Outro trio de bloco, me fodeu: Chiclete com Banana.Último dia de carnaval, ninguém
merece. Só música acelerada, a batida perfeita pra a pilantragem, o povão vai ao delírio
diante de seus ídolos maiores! Só entra quem guenta, vai ficar esperando o trio passar?
Eu um negro pardo e magrelo, ninguém dá nada, mas sou gente ruim também, e nada
disso pra mim é novidade. Já desci também, e muito, na avenida com os cowboys de lá
da área, pra ver quem era o cruzado mais rápido do velho oeste, já vim ano após ano pra
cobrar comédia do ano passado, já sangrei e tirei sangue nessa avenida, e te digo hoje
que a minha é passar abatido, que eu não vejo sentido nenhum nessa gladiação: os
brancos dançando protegido e agente aqui fora se matando.

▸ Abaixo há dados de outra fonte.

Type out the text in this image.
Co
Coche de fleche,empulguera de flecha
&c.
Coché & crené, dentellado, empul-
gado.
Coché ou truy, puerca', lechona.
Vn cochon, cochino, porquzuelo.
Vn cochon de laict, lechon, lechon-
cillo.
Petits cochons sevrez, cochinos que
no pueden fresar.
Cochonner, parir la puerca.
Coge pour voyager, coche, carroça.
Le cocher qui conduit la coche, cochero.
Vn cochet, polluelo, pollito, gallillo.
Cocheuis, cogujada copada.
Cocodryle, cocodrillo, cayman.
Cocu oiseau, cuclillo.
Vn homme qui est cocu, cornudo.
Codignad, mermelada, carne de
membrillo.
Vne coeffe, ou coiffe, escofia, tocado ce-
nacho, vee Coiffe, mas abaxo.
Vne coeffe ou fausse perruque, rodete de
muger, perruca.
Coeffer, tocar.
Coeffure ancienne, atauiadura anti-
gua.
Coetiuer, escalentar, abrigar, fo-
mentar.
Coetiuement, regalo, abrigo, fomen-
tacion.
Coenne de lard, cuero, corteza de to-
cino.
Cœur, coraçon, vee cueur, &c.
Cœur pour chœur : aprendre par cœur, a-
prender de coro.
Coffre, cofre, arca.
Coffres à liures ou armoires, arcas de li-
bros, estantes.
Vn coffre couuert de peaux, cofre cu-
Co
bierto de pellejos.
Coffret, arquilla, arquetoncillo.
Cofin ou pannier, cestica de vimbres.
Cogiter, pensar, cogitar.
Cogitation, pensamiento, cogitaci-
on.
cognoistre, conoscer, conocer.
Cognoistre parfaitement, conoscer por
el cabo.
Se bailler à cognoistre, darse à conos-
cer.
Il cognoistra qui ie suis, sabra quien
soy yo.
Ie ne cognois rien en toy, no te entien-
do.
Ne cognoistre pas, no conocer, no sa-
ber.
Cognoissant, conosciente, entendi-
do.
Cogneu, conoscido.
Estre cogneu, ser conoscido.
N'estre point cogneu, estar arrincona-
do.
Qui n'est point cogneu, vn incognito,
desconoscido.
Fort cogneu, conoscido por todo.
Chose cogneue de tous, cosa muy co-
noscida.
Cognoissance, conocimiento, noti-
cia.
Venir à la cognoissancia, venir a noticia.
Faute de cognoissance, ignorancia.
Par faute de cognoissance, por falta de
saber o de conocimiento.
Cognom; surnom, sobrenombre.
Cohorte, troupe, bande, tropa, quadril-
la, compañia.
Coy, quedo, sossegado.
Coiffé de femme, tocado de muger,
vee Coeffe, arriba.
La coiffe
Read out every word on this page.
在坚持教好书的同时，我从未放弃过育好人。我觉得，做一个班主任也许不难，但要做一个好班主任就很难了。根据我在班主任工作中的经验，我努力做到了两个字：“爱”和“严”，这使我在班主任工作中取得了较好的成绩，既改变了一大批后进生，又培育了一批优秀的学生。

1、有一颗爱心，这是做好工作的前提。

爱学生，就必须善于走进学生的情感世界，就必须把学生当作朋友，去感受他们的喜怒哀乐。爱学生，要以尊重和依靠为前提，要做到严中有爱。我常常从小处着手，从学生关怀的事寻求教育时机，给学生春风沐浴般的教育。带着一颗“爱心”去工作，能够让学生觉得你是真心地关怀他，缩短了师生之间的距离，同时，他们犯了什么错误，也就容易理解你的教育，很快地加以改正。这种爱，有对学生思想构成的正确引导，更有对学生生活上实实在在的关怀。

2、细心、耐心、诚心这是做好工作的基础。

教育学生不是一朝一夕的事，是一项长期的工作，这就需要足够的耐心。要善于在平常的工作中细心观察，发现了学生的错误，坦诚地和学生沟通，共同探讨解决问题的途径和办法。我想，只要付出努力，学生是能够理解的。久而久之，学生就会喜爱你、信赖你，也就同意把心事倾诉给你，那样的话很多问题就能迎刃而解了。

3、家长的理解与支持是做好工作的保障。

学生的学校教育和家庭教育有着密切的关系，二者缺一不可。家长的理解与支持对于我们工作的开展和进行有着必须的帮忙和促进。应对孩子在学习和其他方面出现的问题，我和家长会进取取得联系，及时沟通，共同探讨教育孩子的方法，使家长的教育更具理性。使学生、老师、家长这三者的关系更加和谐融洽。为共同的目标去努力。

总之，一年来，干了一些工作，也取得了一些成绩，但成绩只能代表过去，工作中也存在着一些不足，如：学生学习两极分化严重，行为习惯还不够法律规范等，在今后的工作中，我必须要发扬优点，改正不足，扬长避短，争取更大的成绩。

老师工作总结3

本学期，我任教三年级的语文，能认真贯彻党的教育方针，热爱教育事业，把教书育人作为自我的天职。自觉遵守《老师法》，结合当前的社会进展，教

Tia velha trabalhando, e eu,
homem barbado, vacilando. Eu se não for pra trabalhar não saio nem de casa, pra te
dizer a verdade, mas aqui estou.

Eles têm o costume de começar a introdução da música bem lentinha, pra a massa cantar
junto. Num momento dão uma parada brusca e recomeçam num galope louco que
parece que pontua um bombardeio de adrenalina pro coração. É bom pra quem gosta,
devo confessar. Na fé do senhor, passei sossegado e depois ainda dancei uma levada
com outra princesa da Liberdade que queria que eu a levasse pra casa, meu Deus! O
Vocalista é o diabo, parece que gosta de acelerar mais a música pra ver o povão se
descontrolar, e ainda é torcedor do Bahia. Larguei a Princesa Preta, preta, meu dia já
chegou, meu coração já está dado: eu passei do trio, minha corrente, e quebrei pro
Campo Grande e tô em casa. Daqui pra lá eu só tomei uma cutucada dos "home" pra
sair da frente do caminho, tão distraído que ela me deixou, embebedado no seu cheiro.
Um mês de costela dolorida, já sei, que não fraturou, mas foi pouco, qualquer vacilo no
carnaval é fatal.

Me espere minha pretinha, eu tô chegando com o dinheiro enrolado na meia, minha


mulher, chegando com vontade, que terça-feira de carnaval não termina assim, sem
encontro de trios, só quando um de nós se desmaiar.